Download Genymotion emulator. It is very fast and good to run android apps. It will save you a lot of time. Here is the link - GenyMotionDownload

Upvotes: 0

Ariel
Ariel

Reputation: 251

One of the most significant build time reducers is the preDex task. Check whether preDex is running in your build. It increases build time the first time you run it, but dramatically reduces build times in subsequent builds, as most of your SDKs and libraries will already be dexed. Note however that it won't run under some conditions, e.g. if you use multidex.

Btw Google are well aware of build times with Gradle and Android Studio and are going to introduce significant improvements in upcoming releases, including Jack and Jill which will allow compiling from source code directly to dex. You can already try to experiment with them - see here: http://tools.android.com/tech-docs/jackandjill.

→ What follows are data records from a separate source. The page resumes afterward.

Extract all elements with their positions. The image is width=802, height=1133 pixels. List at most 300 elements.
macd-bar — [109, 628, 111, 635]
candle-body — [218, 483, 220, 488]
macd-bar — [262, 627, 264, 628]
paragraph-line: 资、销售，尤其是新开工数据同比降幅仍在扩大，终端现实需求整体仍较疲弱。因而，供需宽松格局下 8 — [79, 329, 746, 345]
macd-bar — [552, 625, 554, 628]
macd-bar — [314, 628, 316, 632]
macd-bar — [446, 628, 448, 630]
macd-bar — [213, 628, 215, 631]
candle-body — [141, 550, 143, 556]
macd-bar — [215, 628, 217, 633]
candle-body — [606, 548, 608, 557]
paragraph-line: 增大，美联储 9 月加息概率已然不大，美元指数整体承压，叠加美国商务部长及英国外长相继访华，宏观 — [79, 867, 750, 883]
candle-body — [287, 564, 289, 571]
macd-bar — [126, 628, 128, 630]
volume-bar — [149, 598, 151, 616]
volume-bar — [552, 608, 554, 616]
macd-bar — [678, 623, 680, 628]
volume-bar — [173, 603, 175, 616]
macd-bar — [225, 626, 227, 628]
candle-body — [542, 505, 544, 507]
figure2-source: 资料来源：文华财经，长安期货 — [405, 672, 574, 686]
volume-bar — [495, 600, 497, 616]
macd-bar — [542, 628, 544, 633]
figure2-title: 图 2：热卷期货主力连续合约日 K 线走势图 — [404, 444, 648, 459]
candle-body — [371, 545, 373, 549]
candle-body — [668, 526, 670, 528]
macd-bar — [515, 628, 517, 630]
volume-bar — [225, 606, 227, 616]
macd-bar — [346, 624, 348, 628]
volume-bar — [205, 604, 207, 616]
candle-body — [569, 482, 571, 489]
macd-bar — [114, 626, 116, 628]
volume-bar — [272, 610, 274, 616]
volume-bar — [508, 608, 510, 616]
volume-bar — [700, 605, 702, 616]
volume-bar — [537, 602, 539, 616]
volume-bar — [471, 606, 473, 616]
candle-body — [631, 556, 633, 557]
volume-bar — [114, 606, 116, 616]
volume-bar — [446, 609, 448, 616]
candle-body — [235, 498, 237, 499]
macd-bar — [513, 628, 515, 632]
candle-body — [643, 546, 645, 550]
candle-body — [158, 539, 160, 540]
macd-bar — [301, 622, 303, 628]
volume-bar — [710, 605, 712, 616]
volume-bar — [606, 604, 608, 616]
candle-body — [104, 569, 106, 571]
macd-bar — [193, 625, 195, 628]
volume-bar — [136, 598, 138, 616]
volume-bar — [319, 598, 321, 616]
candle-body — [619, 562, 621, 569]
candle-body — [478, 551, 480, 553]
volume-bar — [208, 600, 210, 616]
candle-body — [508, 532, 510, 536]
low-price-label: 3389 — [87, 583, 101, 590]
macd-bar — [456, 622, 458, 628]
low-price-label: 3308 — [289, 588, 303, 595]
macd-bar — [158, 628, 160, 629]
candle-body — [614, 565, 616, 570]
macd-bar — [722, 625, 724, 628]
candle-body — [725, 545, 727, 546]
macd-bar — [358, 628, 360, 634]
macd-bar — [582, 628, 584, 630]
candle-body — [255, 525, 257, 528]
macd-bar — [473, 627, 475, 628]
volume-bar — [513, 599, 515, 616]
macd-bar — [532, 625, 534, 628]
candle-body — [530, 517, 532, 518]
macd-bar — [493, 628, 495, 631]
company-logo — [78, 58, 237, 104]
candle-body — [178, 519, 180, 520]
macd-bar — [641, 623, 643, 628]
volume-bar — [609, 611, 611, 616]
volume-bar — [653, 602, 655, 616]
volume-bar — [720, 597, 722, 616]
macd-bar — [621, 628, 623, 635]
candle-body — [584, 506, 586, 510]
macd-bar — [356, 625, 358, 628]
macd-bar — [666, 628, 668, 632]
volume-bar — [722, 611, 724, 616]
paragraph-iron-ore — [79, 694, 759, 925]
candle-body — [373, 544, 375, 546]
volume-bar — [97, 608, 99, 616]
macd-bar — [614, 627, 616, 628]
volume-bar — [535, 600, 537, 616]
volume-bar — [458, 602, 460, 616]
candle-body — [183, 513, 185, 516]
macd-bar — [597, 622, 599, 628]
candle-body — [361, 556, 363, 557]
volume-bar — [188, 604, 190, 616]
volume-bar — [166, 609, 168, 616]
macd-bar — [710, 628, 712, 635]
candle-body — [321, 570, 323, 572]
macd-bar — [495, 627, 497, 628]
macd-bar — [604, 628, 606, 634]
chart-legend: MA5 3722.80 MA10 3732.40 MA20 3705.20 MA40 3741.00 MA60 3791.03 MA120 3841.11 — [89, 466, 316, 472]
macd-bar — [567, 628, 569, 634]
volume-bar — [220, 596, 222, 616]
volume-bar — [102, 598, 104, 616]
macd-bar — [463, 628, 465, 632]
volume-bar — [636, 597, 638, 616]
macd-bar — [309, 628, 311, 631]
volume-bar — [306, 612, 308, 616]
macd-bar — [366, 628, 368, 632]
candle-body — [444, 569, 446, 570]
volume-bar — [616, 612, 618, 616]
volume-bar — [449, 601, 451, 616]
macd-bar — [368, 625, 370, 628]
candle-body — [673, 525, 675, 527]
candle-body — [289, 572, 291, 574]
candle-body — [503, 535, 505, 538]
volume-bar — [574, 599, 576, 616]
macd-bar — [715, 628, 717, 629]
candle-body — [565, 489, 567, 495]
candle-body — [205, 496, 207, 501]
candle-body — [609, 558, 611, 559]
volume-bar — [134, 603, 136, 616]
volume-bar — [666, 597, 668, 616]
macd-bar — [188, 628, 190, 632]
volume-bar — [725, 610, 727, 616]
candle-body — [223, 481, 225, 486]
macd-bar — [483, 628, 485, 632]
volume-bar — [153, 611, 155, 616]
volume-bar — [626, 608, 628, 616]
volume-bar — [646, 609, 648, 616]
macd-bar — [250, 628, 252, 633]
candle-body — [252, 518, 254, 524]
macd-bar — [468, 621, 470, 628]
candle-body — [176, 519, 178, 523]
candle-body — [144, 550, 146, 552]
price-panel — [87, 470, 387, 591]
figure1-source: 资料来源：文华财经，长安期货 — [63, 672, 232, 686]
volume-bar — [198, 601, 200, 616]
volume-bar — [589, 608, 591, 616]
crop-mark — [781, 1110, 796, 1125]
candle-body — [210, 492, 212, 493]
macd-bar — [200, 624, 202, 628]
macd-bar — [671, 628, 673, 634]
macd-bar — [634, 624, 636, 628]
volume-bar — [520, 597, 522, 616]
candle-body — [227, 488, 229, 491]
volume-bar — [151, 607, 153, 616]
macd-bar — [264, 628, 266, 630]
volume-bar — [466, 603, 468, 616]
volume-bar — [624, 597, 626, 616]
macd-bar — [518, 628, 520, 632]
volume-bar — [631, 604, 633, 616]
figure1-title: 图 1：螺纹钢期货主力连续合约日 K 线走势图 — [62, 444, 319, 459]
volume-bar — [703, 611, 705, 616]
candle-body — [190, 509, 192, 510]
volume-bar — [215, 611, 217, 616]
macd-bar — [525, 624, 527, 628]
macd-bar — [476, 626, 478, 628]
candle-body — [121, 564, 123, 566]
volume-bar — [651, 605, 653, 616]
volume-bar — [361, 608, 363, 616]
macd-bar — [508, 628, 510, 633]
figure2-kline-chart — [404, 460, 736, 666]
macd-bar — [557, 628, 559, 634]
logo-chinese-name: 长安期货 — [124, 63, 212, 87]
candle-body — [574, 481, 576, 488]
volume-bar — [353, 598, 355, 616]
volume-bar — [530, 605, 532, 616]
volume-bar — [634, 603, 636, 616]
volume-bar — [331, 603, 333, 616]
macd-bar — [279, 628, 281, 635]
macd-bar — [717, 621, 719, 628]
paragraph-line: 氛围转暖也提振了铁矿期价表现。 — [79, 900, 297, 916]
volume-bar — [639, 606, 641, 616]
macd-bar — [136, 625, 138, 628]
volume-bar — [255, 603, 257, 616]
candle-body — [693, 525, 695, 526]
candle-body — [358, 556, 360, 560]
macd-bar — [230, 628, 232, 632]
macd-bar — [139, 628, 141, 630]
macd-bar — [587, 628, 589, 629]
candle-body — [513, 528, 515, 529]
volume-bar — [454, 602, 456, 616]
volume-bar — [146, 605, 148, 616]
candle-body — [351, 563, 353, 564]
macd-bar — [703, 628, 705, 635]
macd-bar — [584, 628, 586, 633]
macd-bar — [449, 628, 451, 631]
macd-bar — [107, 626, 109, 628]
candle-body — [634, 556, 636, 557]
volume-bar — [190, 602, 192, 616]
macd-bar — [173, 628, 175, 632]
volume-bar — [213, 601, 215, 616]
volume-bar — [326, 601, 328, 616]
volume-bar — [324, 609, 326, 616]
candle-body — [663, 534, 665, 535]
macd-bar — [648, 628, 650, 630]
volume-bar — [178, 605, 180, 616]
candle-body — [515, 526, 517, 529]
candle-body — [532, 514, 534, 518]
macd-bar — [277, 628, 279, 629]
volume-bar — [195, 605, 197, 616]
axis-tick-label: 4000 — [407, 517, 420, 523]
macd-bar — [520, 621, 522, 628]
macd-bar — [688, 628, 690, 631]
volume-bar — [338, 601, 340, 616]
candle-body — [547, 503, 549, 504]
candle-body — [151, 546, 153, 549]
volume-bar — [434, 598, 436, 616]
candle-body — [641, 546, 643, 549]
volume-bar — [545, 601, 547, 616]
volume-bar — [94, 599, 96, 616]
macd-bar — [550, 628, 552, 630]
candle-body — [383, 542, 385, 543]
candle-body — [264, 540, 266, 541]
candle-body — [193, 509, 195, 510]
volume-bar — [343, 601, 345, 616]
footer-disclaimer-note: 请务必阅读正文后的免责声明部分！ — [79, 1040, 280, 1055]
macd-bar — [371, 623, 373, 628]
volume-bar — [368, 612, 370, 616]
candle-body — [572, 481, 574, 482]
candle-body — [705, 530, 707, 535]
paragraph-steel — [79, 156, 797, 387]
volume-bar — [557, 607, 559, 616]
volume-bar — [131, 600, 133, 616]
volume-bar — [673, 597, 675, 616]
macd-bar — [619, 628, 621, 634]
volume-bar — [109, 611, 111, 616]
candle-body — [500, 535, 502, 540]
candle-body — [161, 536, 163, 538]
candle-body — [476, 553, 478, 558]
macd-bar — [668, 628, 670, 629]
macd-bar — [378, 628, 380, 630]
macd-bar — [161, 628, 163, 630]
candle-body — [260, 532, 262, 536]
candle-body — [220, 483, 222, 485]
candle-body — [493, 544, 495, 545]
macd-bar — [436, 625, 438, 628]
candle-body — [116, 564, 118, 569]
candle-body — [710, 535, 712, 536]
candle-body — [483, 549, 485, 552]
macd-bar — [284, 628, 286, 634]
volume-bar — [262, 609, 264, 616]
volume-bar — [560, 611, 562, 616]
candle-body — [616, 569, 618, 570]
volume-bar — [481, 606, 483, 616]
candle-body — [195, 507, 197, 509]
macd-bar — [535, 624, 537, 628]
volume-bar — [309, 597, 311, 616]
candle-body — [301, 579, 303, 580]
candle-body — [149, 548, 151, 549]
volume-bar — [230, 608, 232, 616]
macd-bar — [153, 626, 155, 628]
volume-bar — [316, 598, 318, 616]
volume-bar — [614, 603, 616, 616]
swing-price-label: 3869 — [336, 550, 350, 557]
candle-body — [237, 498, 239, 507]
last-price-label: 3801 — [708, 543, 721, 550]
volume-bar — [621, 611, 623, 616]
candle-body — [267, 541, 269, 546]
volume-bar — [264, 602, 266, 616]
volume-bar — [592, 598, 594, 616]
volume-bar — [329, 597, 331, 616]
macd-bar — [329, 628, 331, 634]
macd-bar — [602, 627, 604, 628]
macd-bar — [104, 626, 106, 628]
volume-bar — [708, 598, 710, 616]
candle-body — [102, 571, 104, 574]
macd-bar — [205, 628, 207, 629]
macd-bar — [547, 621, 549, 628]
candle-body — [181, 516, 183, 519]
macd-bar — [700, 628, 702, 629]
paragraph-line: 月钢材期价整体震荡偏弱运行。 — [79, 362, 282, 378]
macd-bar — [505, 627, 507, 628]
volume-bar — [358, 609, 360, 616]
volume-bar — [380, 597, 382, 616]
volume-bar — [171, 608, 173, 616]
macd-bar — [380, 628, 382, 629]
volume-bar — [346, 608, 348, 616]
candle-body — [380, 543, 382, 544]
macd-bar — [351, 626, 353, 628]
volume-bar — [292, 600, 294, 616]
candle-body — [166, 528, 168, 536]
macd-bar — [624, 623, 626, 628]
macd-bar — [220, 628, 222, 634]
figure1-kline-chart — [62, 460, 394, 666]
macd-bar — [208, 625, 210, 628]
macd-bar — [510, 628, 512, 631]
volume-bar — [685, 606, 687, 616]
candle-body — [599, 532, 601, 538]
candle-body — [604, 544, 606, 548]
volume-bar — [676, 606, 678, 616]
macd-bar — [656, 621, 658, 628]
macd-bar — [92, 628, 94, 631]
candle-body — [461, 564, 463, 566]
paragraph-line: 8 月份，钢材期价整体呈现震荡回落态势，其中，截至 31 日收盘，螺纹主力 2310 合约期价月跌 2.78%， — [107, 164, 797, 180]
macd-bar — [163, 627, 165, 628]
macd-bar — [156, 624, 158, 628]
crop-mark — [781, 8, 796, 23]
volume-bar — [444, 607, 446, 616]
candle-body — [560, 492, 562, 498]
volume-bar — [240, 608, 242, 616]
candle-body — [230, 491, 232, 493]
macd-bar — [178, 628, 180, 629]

Also worth watching this video from recent Google I/O: https://youtu.be/f7ihSQ44WO0?t=327

Upvotes: 1

Jocke
Jocke

Reputation: 424

If possible, update to Gradle 2.4. It's significantly faster (claiming 20-40%).

Upvotes: 1

kevinpelgrims
kevinpelgrims

Reputation: 2156

If you have no changes to the other modules, you can build the app itself using gradlew :app:build. This will eliminate the time Gradle spends on building the other modules. You can build any module separately like this as well, using gradlew :moduledirectoryname:build. If you need to build one module and the app, you can execute both tasks at once to avoid going through Gradle's configuration stage twice: gradlew :app:build :moduledirectoryname:build

Upvotes: 1

Bhisham Balani
Bhisham Balani

Reputation: 228

You need to properly define inputs and outputs even for library projects with source code. (Gradle Documentation). Do you get UP-TO-DATE message when you rebuild second time onwards?